MSF Emergency Team starts medical assistance in Mozambique

Response to be scaled up shortly
 
After two-and-a-half days on the ground in very challenging circumstances, the MSF emergency team in Beira, Mozambique managed to move from needs-assessment phase to initial medical assistance phase on Thursday (21 March).
 
First day of activity was quite limited. But this is to be expected as only today we managed to get our first (relatively small) consignment of medical supplies to Beira.
 
According to United Nations Office for the Coordination of Humanitarian Affairs (UN-OCHA), there have been 202 dead, 1,500 injured and 600,000 affected due to cyclone Idai in Mozambique. The scale of the needs is simply massive, and in the coming days and weeks the MSF response will scale up enormously.
 
A team of 6 emergency-experienced staff is on the ground in Beira now.
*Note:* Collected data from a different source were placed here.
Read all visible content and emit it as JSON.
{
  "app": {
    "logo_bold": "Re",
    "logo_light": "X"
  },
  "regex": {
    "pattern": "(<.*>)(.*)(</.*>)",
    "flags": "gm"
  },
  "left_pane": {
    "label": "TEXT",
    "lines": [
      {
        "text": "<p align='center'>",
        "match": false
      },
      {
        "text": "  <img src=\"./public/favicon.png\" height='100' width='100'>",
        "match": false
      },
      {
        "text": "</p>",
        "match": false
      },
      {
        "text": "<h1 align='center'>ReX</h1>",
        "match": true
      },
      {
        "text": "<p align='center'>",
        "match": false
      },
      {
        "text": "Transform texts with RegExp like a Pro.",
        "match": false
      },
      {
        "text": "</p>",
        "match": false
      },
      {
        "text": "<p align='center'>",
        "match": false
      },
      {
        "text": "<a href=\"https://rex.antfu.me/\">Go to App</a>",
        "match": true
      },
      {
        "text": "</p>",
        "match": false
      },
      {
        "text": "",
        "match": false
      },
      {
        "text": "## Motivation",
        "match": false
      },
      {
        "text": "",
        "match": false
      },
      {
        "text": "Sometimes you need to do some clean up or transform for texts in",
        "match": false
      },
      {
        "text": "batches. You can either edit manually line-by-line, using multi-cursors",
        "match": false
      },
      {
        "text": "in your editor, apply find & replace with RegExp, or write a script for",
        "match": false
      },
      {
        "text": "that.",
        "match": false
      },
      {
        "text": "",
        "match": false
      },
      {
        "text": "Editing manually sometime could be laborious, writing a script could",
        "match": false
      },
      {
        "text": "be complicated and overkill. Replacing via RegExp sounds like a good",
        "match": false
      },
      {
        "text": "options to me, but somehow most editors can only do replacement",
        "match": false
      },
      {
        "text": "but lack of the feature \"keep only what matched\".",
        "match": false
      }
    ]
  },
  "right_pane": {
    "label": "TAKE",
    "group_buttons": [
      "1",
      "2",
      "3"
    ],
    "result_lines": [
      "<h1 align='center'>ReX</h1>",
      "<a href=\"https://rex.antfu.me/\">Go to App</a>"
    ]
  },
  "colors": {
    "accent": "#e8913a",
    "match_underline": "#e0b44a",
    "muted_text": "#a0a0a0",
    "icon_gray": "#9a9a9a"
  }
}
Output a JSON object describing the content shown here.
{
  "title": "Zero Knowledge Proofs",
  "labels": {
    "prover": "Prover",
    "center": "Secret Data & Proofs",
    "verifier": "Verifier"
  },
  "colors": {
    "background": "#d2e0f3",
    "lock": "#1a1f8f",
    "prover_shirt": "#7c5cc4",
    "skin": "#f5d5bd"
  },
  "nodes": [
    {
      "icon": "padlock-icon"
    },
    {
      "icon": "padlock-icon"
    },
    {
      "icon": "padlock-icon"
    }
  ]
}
MSF is sending more of its best emergency-experienced teams to the flood-affected areas.
 
In rural areas around Beira, we eagerly await the arrival of further MSF emergency teams as there are almost certainly huge needs in multiple places.
 
With a lessening in intensity of the rain, several dams that were planned to be opened to avoid dam-collapse may not need to be opened. This is still precarious, but may be one of the first pieces of good news. Other rivers bursting their banks still possible, so we should not think this is anything like over yet.
 
For coming days, we will continue and expand mobile clinic activities in settlements where people whose houses were destroyed have gathered.
 
We will install makeshift roofs on two health centres in low-income neighbourhoods of Beira. In one of these centres MSF was providing HIV care before the cyclone hit.
 
We have also activated massive mobilisation of MSF’s emergency supply systems. There will be more cargo (medical supplies and relief items) to arrive, which will enable expansion of activities. Big orders of medical and non-medical emergency-response essentials are being prepared and will be dispatched as soon as possible to Mozambique.
 
At the moment our main concerns remain to be safe drinking water, healthcare in general, access to disaster zone as well the situation outside Beira.